The Einstein equations tell you how the intrinsic curvature changes in different locations, and are entirely fine with flat space if there is no matter around.
Addendum: As answered here, it is possible to have non-zero intrinsic curvature and zero extrinsic curvature if you use the right curvature measure. If one demands that all the extrinsic curvatures vanish the only intrinsic curvature that can remain is the one induced by the embedding space (which could be itself curved). But if the mean curvature is zero then minimal surfaces in $R^3$ like the catenoid have non-zero intrinsic and yet zero extrinsic (mean) curvature.
(The other surface curvature measure used for 2D surfaces embedded in 3D space, Gaussian curvature, does not allow this: zero Gaussian curvature surfaces are developable surfaces and have zero intrinsic curvature.)
A: It depends on the properties of the manifolds in question. Let $S$ be the manifold and $M$ be the manifold in which $S$ is embedded, both with dimension greater than 1. This makes $S$ a submanifold of $M$. The question can be divided into two cases depending on whether $M$ is curved.
If $M$ has intrinsic curvature, then the flattest submanifold one can get is a totally geodesic submanifold, which means that any geodesic in $S$ is also a geodesic in $M$. In this case, $S$ has zero extrinsic curvature. Its intrinsic curvature simply matches that of $M$. In other words, $S$ is "flat" relative to $M$.

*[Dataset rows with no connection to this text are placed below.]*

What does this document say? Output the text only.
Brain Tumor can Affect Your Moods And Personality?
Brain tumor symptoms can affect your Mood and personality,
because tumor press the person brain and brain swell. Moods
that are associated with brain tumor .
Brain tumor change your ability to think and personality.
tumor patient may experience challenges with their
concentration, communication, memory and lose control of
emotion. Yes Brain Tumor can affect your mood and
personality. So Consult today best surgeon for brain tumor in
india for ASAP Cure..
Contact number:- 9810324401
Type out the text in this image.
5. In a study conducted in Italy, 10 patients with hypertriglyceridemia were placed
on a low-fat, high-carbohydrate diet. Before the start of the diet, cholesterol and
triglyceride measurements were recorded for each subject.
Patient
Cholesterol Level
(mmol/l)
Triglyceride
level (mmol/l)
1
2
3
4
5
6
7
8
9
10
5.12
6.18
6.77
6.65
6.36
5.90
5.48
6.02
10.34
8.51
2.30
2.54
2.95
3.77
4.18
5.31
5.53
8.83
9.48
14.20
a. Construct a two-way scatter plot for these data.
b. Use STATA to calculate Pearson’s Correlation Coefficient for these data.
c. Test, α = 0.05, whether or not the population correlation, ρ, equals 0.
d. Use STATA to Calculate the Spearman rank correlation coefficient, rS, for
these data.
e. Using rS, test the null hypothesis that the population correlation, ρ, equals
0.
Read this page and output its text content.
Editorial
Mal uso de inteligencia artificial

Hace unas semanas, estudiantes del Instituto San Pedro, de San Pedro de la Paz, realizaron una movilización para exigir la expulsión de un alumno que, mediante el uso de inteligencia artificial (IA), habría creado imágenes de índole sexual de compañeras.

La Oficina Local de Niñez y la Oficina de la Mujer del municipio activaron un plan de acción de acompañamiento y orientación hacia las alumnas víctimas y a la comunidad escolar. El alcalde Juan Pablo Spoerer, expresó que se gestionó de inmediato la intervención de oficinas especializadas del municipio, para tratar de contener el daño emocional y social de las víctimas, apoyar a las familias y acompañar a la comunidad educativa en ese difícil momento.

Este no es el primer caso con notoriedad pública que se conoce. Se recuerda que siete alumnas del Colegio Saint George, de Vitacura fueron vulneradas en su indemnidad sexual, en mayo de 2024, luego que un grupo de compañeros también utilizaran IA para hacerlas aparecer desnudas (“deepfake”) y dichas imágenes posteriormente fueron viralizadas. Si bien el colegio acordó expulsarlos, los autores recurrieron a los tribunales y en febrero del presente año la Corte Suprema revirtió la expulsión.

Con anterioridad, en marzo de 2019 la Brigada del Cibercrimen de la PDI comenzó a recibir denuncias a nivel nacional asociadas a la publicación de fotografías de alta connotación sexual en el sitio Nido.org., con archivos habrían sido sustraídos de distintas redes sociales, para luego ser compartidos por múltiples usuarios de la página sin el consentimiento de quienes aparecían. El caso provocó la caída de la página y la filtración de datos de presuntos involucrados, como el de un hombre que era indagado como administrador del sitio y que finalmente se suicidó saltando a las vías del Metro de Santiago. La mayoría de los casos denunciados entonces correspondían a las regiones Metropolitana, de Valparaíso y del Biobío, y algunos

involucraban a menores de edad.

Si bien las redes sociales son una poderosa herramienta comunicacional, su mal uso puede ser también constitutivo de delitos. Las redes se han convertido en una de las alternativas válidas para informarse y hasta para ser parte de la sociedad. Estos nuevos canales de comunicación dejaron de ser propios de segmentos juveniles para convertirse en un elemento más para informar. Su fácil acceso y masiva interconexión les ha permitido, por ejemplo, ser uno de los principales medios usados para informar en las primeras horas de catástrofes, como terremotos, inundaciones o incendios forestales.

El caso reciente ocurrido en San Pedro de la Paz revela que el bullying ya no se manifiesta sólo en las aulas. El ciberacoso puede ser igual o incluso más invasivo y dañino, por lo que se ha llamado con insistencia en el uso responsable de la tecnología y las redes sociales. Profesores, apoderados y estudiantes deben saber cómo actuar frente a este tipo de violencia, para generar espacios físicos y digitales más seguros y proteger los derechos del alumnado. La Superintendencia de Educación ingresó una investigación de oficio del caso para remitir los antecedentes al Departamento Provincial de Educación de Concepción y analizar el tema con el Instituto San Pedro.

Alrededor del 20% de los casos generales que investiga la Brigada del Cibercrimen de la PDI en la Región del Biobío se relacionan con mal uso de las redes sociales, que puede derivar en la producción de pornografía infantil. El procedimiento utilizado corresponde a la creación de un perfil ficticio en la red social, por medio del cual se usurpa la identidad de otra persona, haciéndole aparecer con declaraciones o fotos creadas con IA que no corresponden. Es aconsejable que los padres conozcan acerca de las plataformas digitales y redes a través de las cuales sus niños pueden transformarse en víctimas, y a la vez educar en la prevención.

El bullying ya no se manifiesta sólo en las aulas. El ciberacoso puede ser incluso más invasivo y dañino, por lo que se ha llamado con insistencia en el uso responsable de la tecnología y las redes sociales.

If $M$ is flat, then the answer also depends on how you define extrinsic curvature. If the extrinsic curvature is taken to be the second fundamental form, then any submanifold $S$ with zero extrinsic curvature must also have zero intrinsic curvature. The converse is not true: Surfaces with zero intrinsic curvature can be given non-zero extrinsic curvature (such as the commonly-cited cylinder example). However, if you take extrinsic curvature to be the mean curvature, then it is still possible to have intrinsically-curved submanifolds with zero mean curvature. Such submanifolds are known as minimal surfaces.